Lepsza matka "mądra" czy matka "głupia"?
23:05
Jako Matki (ale Ojcowie również) lubimy wiedzieć, tak po
prostu wiedzieć, najlepiej wiedzieć jak najwięcej, być na tyle wyedukowanym, by
nic co dotyczy naszych dzieci nas nie zaskoczyło. Nie ważne czy dziecko ma
miesiąc, rok, pięć lat czy może nawet się jeszcze nie urodziło. Lubimy być
mądrzy, ale czy na pewno to zawsze jest dla nas dobre?

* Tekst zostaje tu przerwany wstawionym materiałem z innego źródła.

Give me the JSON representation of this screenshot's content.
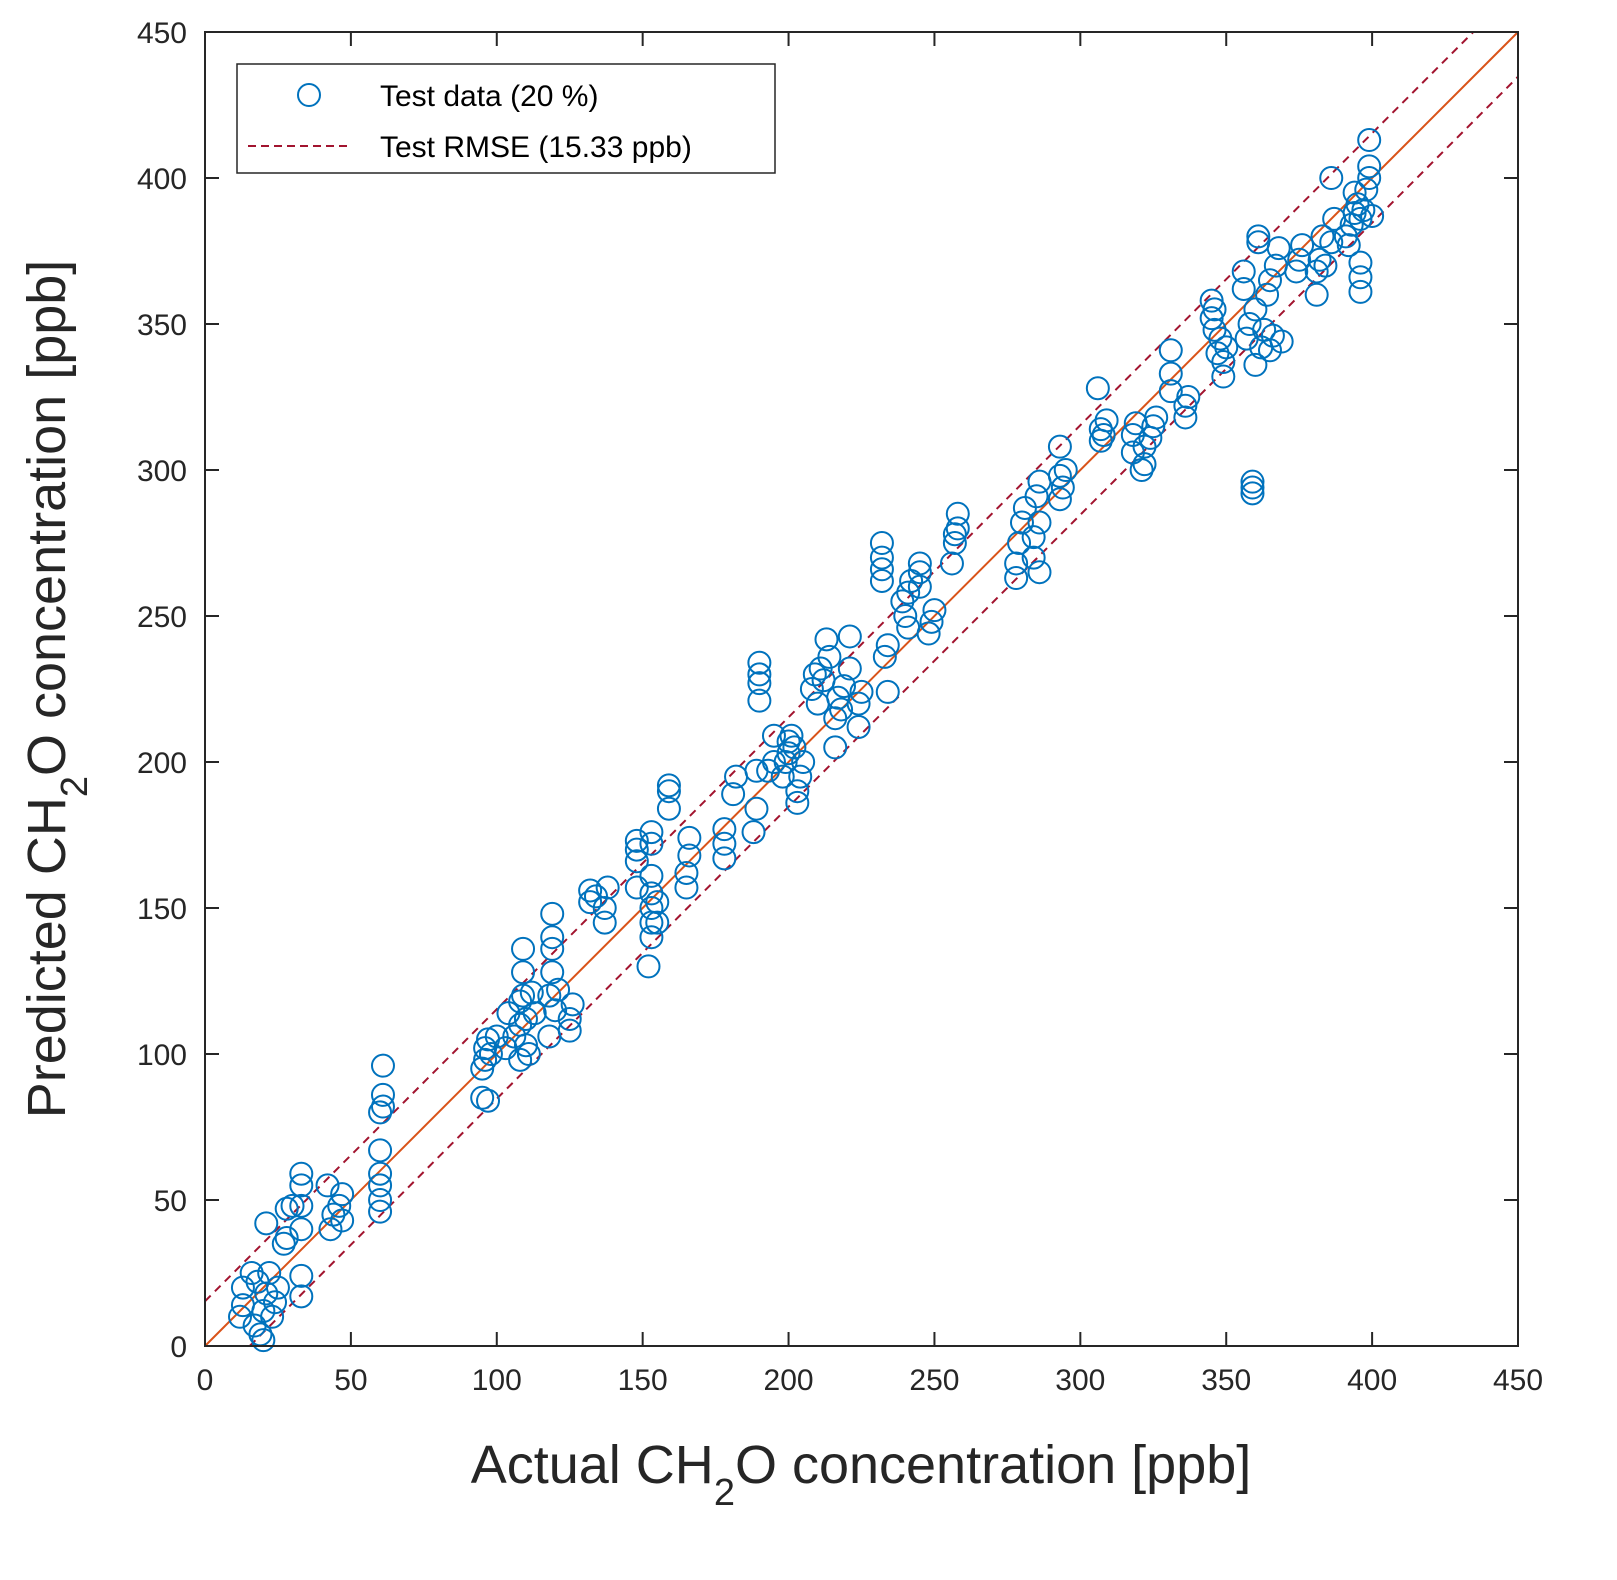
{
  "chart_data": {
    "type": "scatter",
    "title": "",
    "xlabel": {
      "pre": "Actual CH",
      "sub": "2",
      "post": "O concentration [ppb]"
    },
    "ylabel": {
      "pre": "Predicted CH",
      "sub": "2",
      "post": "O concentration [ppb]"
    },
    "xlim": [
      0,
      450
    ],
    "ylim": [
      0,
      450
    ],
    "xticks": [
      0,
      50,
      100,
      150,
      200,
      250,
      300,
      350,
      400,
      450
    ],
    "yticks": [
      0,
      50,
      100,
      150,
      200,
      250,
      300,
      350,
      400,
      450
    ],
    "grid": false,
    "legend": {
      "placement": "top-left",
      "entries": [
        {
          "label": "Test data (20 %)",
          "marker": "circle",
          "color": "#0072BD"
        },
        {
          "label": "Test RMSE (15.33 ppb)",
          "line": "dashed",
          "color": "#A2142F"
        }
      ]
    },
    "reference_lines": [
      {
        "name": "identity",
        "slope": 1,
        "intercept": 0,
        "color": "#D95319",
        "style": "solid"
      },
      {
        "name": "rmse-upper",
        "slope": 1,
        "intercept": 15.33,
        "color": "#A2142F",
        "style": "dashed"
      },
      {
        "name": "rmse-lower",
        "slope": 1,
        "intercept": -15.33,
        "color": "#A2142F",
        "style": "dashed"
      }
    ],
    "series": [
      {
        "name": "Test data (20 %)",
        "color": "#0072BD",
        "points": [
          [
            12,
            10
          ],
          [
            13,
            14
          ],
          [
            13,
            20
          ],
          [
            16,
            25
          ],
          [
            17,
            7
          ],
          [
            18,
            22
          ],
          [
            19,
            4
          ],
          [
            20,
            2
          ],
          [
            20,
            12
          ],
          [
            21,
            18
          ],
          [
            21,
            42
          ],
          [
            22,
            25
          ],
          [
            23,
            10
          ],
          [
            24,
            15
          ],
          [
            25,
            20
          ],
          [
            27,
            35
          ],
          [
            28,
            37
          ],
          [
            28,
            47
          ],
          [
            30,
            48
          ],
          [
            33,
            17
          ],
          [
            33,
            24
          ],
          [
            33,
            40
          ],
          [
            33,
            48
          ],
          [
            33,
            55
          ],
          [
            33,
            59
          ],
          [
            42,
            55
          ],
          [
            43,
            40
          ],
          [
            44,
            45
          ],
          [
            46,
            48
          ],
          [
            47,
            43
          ],
          [
            47,
            52
          ],
          [
            60,
            46
          ],
          [
            60,
            50
          ],
          [
            60,
            55
          ],
          [
            60,
            59
          ],
          [
            60,
            67
          ],
          [
            60,
            80
          ],
          [
            61,
            82
          ],
          [
            61,
            86
          ],
          [
            61,
            96
          ],
          [
            95,
            85
          ],
          [
            95,
            95
          ],
          [
            96,
            98
          ],
          [
            96,
            102
          ],
          [
            97,
            84
          ],
          [
            97,
            105
          ],
          [
            98,
            100
          ],
          [
            100,
            106
          ],
          [
            103,
            102
          ],
          [
            104,
            114
          ],
          [
            106,
            106
          ],
          [
            108,
            98
          ],
          [
            108,
            110
          ],
          [
            108,
            118
          ],
          [
            109,
            120
          ],
          [
            109,
            128
          ],
          [
            109,
            136
          ],
          [
            110,
            103
          ],
          [
            110,
            112
          ],
          [
            111,
            100
          ],
          [
            112,
            121
          ],
          [
            113,
            114
          ],
          [
            118,
            106
          ],
          [
            118,
            120
          ],
          [
            119,
            128
          ],
          [
            119,
            136
          ],
          [
            119,
            140
          ],
          [
            119,
            148
          ],
          [
            120,
            115
          ],
          [
            121,
            122
          ],
          [
            125,
            108
          ],
          [
            125,
            112
          ],
          [
            126,
            117
          ],
          [
            132,
            152
          ],
          [
            132,
            156
          ],
          [
            134,
            154
          ],
          [
            137,
            145
          ],
          [
            137,
            150
          ],
          [
            138,
            157
          ],
          [
            148,
            157
          ],
          [
            148,
            166
          ],
          [
            148,
            170
          ],
          [
            148,
            173
          ],
          [
            152,
            130
          ],
          [
            153,
            140
          ],
          [
            153,
            145
          ],
          [
            153,
            150
          ],
          [
            153,
            155
          ],
          [
            153,
            161
          ],
          [
            153,
            172
          ],
          [
            153,
            176
          ],
          [
            155,
            145
          ],
          [
            155,
            152
          ],
          [
            159,
            184
          ],
          [
            159,
            190
          ],
          [
            159,
            192
          ],
          [
            165,
            157
          ],
          [
            165,
            162
          ],
          [
            166,
            168
          ],
          [
            166,
            174
          ],
          [
            178,
            167
          ],
          [
            178,
            172
          ],
          [
            178,
            177
          ],
          [
            181,
            189
          ],
          [
            182,
            195
          ],
          [
            188,
            176
          ],
          [
            189,
            184
          ],
          [
            189,
            197
          ],
          [
            190,
            221
          ],
          [
            190,
            227
          ],
          [
            190,
            230
          ],
          [
            190,
            234
          ],
          [
            193,
            197
          ],
          [
            195,
            200
          ],
          [
            195,
            209
          ],
          [
            198,
            195
          ],
          [
            199,
            200
          ],
          [
            200,
            203
          ],
          [
            200,
            207
          ],
          [
            201,
            209
          ],
          [
            202,
            205
          ],
          [
            203,
            190
          ],
          [
            203,
            186
          ],
          [
            204,
            195
          ],
          [
            205,
            200
          ],
          [
            208,
            225
          ],
          [
            209,
            230
          ],
          [
            210,
            220
          ],
          [
            211,
            232
          ],
          [
            212,
            228
          ],
          [
            213,
            242
          ],
          [
            214,
            236
          ],
          [
            216,
            205
          ],
          [
            216,
            215
          ],
          [
            217,
            222
          ],
          [
            218,
            218
          ],
          [
            219,
            226
          ],
          [
            221,
            232
          ],
          [
            221,
            243
          ],
          [
            224,
            212
          ],
          [
            224,
            220
          ],
          [
            225,
            224
          ],
          [
            232,
            262
          ],
          [
            232,
            266
          ],
          [
            232,
            270
          ],
          [
            232,
            275
          ],
          [
            233,
            236
          ],
          [
            234,
            240
          ],
          [
            234,
            224
          ],
          [
            239,
            255
          ],
          [
            240,
            250
          ],
          [
            241,
            246
          ],
          [
            241,
            258
          ],
          [
            242,
            262
          ],
          [
            245,
            260
          ],
          [
            245,
            265
          ],
          [
            245,
            268
          ],
          [
            248,
            244
          ],
          [
            249,
            248
          ],
          [
            250,
            252
          ],
          [
            256,
            268
          ],
          [
            257,
            275
          ],
          [
            257,
            278
          ],
          [
            258,
            280
          ],
          [
            258,
            285
          ],
          [
            278,
            263
          ],
          [
            278,
            268
          ],
          [
            279,
            275
          ],
          [
            280,
            282
          ],
          [
            281,
            287
          ],
          [
            284,
            270
          ],
          [
            284,
            277
          ],
          [
            285,
            291
          ],
          [
            286,
            265
          ],
          [
            286,
            282
          ],
          [
            286,
            296
          ],
          [
            293,
            290
          ],
          [
            293,
            298
          ],
          [
            293,
            308
          ],
          [
            294,
            294
          ],
          [
            295,
            300
          ],
          [
            306,
            328
          ],
          [
            307,
            310
          ],
          [
            307,
            314
          ],
          [
            308,
            312
          ],
          [
            309,
            317
          ],
          [
            318,
            306
          ],
          [
            318,
            312
          ],
          [
            319,
            316
          ],
          [
            321,
            300
          ],
          [
            322,
            302
          ],
          [
            322,
            308
          ],
          [
            324,
            311
          ],
          [
            325,
            315
          ],
          [
            326,
            318
          ],
          [
            331,
            327
          ],
          [
            331,
            333
          ],
          [
            331,
            341
          ],
          [
            336,
            318
          ],
          [
            336,
            322
          ],
          [
            337,
            325
          ],
          [
            345,
            352
          ],
          [
            345,
            358
          ],
          [
            346,
            355
          ],
          [
            346,
            348
          ],
          [
            347,
            340
          ],
          [
            348,
            345
          ],
          [
            349,
            332
          ],
          [
            349,
            337
          ],
          [
            350,
            342
          ],
          [
            356,
            362
          ],
          [
            356,
            368
          ],
          [
            357,
            345
          ],
          [
            358,
            350
          ],
          [
            359,
            294
          ],
          [
            359,
            296
          ],
          [
            359,
            292
          ],
          [
            360,
            355
          ],
          [
            360,
            336
          ],
          [
            361,
            378
          ],
          [
            361,
            380
          ],
          [
            362,
            342
          ],
          [
            363,
            348
          ],
          [
            364,
            360
          ],
          [
            365,
            341
          ],
          [
            365,
            365
          ],
          [
            366,
            346
          ],
          [
            367,
            370
          ],
          [
            368,
            376
          ],
          [
            369,
            344
          ],
          [
            374,
            368
          ],
          [
            375,
            372
          ],
          [
            376,
            377
          ],
          [
            381,
            360
          ],
          [
            381,
            368
          ],
          [
            382,
            372
          ],
          [
            383,
            380
          ],
          [
            384,
            370
          ],
          [
            386,
            378
          ],
          [
            386,
            400
          ],
          [
            387,
            386
          ],
          [
            391,
            380
          ],
          [
            392,
            377
          ],
          [
            393,
            384
          ],
          [
            394,
            388
          ],
          [
            394,
            395
          ],
          [
            395,
            391
          ],
          [
            396,
            361
          ],
          [
            396,
            366
          ],
          [
            396,
            371
          ],
          [
            396,
            386
          ],
          [
            397,
            389
          ],
          [
            398,
            396
          ],
          [
            399,
            400
          ],
          [
            399,
            404
          ],
          [
            399,
            413
          ],
          [
            400,
            387
          ]
        ]
      }
    ]
  }
}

Gdy nadchodzi moment, w którym widzimy te magiczne dwie
kreski nagle uderza nas ogromna fala odpowiedzialności, która na początku może
nawet podciąć nam nogi. W głowie jak neon wyświetla się myśl: „Przecież ja nic
nie wiem o ciąży, z macierzyństwem mam tyle wspólnego co z zeszłorocznym
śniegiem, jak ja sobie poradzę”. Wtedy decydujemy się na dokładne doszkolenie
się!
Obecnie mamy spore możliwości poszerzania swojej wiedzy. Jesteśmy
w dużo lepszej sytuacji jak nasze mamy, a o babciach to już nawet nie wspomnę!
W ich przypadku jedynym źródłem wiedzy było starsze pokolenie, które mogło co
nieco podpowiedzieć, ale poza tym radź sobie sama. My za to mamy pełen wachlarz
pomocników, począwszy od książek, przez Internet, czasopisma, a kończąc
oczywiście na doświadczeniu innych już doświadczonych mam (chodź te rady
czasami są bardziej kłopotliwe niż pomocne).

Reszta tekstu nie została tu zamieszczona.